Owls Flying On and Off the Court

Dan talking to his players on the bench during a game.

Recruiting is the first part of building a college basketball roster. Establishing trust, buying into the system and creating a culture comes next. Players with diverse backgrounds, from all over the country, need to come together as one. The coach recruits them to play basketball. There are some coaches who go beyond that and want their players to have successful lives as students, athletes and as people. Daniel Kane, second-year head coach and athletic director at the University of Maine at Presque Isle, brings his players together with honesty, commitment and trust.

Dan was a college player before coaching. He realized he wanted to coach when he knew that he wouldn’t become a professional player. “I’ve played pretty much every role on a team you can possibly play. In college, I went from a player that didn’t play at all–the last guy on the bench–to coming off the bench and playing a lot and then becoming a starter.”

Dan’s time as a player and college student helps him empathize with his players. “It gives me a sense of appreciation for everyone’s roles on the team.” This appreciation and honesty help the players trust him. “It’s not always going to be what they want to hear, but I try to be as honest as possible. The biggest thing about being a college coach is getting your team to trust you and buy in,” Dan said.

The trust then leads to the players buying into the culture that Dan is trying to create. This culture not only leads to a cohesive team, but also leads to the players having responsibilities off the court. “Family and religion first, school second and basketball third. We’re trying to get them to buy into the dedication that a championship is not just two hours day: it’s with everything you do,” Dan said. Trust and buying into the culture make the Owls’ players successful student athletes.  But first they need to be recruited. Dan persuades them to come to Presque Isle, out of all the places they could go.

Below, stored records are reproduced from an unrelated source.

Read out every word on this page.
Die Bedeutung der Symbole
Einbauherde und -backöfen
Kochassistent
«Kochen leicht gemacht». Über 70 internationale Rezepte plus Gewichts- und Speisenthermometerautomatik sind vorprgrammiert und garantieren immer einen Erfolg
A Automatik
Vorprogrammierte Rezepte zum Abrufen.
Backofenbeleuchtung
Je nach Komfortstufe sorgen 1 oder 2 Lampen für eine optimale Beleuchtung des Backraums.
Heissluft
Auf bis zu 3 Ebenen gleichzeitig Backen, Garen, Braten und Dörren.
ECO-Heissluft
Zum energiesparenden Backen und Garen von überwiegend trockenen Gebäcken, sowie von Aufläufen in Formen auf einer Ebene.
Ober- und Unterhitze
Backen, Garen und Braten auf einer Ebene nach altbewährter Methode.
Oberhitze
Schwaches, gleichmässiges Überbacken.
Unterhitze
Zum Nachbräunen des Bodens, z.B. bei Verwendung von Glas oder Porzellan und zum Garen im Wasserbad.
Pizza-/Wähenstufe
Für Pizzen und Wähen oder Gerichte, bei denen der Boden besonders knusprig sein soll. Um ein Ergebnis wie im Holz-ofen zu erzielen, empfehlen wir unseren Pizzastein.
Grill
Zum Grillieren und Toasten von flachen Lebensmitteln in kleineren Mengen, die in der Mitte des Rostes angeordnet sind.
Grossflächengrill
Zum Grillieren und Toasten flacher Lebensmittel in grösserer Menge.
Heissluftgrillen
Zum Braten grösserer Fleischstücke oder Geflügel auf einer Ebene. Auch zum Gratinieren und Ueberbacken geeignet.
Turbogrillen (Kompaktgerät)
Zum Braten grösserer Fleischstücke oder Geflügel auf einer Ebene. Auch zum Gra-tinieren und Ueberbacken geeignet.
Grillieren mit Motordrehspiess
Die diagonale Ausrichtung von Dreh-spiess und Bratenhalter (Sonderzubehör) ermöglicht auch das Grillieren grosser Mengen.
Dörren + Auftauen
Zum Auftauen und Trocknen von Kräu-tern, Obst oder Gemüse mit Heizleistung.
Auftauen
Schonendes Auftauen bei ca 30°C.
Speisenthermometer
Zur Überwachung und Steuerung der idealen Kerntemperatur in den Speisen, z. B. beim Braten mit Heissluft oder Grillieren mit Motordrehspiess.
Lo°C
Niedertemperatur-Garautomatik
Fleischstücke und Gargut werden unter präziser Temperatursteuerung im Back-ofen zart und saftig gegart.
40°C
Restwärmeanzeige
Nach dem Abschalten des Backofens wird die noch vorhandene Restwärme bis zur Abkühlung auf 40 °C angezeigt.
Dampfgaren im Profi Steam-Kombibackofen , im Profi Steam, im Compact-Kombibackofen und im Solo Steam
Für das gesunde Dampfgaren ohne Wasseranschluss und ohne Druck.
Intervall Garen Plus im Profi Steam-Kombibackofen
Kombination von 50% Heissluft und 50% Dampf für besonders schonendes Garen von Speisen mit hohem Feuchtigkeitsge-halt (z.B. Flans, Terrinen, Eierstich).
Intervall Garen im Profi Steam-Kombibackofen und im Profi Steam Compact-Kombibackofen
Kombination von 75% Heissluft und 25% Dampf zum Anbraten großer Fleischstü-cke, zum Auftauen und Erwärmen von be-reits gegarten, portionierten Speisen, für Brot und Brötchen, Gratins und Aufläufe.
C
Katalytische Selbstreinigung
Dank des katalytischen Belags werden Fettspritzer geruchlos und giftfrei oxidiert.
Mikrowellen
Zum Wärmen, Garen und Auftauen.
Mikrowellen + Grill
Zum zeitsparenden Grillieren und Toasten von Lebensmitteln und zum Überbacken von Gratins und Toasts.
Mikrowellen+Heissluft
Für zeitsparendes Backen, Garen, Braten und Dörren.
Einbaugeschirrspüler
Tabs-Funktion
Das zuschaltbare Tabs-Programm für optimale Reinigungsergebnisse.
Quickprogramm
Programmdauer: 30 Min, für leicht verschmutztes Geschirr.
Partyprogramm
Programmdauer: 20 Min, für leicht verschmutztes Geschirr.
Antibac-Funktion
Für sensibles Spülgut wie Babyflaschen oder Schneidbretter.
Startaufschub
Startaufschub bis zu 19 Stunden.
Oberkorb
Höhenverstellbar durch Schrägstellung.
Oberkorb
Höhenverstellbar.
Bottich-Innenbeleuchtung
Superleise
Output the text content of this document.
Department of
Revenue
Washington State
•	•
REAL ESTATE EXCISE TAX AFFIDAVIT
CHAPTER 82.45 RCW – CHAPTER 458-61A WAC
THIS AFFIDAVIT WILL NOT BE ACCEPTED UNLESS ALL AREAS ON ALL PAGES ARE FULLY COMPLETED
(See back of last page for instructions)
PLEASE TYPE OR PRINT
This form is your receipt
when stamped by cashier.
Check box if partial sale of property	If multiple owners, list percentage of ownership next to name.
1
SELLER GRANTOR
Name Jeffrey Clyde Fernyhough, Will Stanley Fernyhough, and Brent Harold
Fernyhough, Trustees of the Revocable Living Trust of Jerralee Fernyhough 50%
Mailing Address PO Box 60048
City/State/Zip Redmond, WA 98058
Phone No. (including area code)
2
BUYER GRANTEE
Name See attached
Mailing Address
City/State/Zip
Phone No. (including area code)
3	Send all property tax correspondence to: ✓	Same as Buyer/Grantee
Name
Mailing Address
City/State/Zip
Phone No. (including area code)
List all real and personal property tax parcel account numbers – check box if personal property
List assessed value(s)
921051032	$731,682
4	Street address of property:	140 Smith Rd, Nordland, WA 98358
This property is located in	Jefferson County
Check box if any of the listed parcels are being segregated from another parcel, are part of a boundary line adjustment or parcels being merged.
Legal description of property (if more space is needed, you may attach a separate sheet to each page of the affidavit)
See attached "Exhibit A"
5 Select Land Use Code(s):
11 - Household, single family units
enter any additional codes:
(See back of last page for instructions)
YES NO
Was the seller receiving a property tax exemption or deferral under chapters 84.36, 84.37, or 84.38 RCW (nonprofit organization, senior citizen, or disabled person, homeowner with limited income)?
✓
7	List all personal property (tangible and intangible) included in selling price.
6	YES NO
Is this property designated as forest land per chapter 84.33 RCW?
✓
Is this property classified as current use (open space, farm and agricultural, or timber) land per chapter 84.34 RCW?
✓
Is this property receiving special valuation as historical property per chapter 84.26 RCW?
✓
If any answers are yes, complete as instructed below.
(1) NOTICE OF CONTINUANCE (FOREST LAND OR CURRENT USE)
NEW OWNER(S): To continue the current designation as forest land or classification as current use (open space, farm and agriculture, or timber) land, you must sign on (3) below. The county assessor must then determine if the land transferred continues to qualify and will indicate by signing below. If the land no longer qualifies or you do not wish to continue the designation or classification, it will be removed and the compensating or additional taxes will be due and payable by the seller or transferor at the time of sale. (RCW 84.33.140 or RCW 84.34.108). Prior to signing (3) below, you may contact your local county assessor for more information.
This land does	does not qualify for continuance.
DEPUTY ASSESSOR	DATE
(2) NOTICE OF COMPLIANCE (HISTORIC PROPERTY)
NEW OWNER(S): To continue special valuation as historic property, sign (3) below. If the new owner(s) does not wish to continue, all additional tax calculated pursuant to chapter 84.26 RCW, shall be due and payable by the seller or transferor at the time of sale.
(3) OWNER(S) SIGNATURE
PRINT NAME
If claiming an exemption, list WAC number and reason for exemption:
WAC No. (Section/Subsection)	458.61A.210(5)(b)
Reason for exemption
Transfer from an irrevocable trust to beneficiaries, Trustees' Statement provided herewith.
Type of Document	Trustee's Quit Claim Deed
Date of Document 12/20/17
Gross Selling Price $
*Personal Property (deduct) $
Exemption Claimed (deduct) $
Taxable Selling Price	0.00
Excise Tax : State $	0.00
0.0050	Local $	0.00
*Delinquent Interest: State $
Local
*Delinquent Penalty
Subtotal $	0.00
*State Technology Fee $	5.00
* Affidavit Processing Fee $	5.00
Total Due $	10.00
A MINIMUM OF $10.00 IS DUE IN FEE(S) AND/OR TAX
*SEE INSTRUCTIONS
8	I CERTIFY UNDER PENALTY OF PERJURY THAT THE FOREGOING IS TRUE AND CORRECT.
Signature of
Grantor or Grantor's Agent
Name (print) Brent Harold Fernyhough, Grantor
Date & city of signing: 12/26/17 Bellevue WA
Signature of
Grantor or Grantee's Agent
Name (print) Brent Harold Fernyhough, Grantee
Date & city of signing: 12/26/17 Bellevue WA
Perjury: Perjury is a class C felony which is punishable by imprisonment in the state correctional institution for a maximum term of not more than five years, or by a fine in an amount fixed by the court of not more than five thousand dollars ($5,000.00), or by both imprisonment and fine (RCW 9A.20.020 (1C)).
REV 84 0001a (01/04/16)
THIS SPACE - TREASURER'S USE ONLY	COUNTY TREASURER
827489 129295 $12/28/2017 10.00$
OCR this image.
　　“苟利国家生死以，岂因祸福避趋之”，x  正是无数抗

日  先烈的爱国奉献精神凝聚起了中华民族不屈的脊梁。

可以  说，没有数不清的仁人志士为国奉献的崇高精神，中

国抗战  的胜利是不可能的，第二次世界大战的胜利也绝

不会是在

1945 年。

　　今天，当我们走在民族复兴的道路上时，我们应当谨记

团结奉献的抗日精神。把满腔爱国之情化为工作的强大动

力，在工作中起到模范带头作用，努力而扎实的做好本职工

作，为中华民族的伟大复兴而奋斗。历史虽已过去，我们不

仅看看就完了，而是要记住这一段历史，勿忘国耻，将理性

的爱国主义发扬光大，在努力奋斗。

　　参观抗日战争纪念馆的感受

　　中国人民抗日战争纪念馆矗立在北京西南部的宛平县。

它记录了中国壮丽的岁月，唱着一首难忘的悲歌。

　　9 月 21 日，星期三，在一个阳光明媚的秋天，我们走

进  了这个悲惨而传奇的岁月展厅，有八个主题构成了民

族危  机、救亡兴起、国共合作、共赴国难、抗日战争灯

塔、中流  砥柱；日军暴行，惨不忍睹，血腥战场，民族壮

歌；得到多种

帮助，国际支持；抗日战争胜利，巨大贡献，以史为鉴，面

Dan tells his players the truth. “UMPI is the place to come if you want to play basketball, focus on academics and earn a degree at an affordable price. We don’t have the newest gym or the newest dorms. I tell them about the atmosphere and the environment on campus,” Dan said.

Dan also wants to recruit players who fit the team’s chemistry and his will to win. “We try to recruit the best players we can find that we also think are good guys that are going to fit our system well. It doesn’t matter where they are from. It depends on what their personality and work ethic and how we think they will mesh with the coaching staff and other players.”

UMPI President Ray Rice admires Dan’s ability to build a team. “He can match the kind of players with the style of play he wants and ensures building a community between the players.”

In Dan’s first year at UMPI, there were only four players committed to the team. “I only had a couple months to find players before school started. I went to my old contacts to find people that didn’t have a home.” This led to the recruitment of mainstay players DeAndre Duncombe and Wilburn Griffiths from Florida.

The travel that goes with recruiting is grating. While coaching at Connecticut College, Dan spent two weeks traveling to recruit players. The travelling went in this order: Farmington to Boston, to Springfield, back to Boston, flew from Boston to Florida for two days, flew back to Boston, drove to New York, slept for six hours, drove four hours to Pennsylvania and then drove back to Portland, Maine. “I haven’t stopped drinking coffee ever since,” Dan said.

UMPI’s basketball culture has changed drastically in the past two years. The team is now part of the Northern Atlantic Conference. Being part of the NAC enables the team to participate in the NCAA tournament. The team now plays half of its games at home, when before it was a third or fewer. The campus and the community also get more involved with more home games. The players do not have to travel as much and can focus on their academics more.

Ray Rice praises Dan’s ability both as a mentor and an athletic director for these great changes. One of his stories encapsulates the cohesion of the team. “I drove a player and his mom from the Bangor airport up to campus. It was just after Christmastime. The minute we got out of the car, all these other players came out of the dorms. They were all saying hi and talking to the player and his mother,” Ray said.

Basketball is important, but school and family come first. Honesty helps establish trust.  Trust helps build a winning culture. The culture leads to the players dedicating themselves to life outside of sports. Dan’s motivation to turn his players into men who enjoy basketball, but also life, goes like this. “I want my players to graduate.  I want them to enjoy their college playing experience as much as I did because it really was the greatest experience I ever had. I want them to have guys on the team that are their lifelong friends. And then, obviously, we want to win.”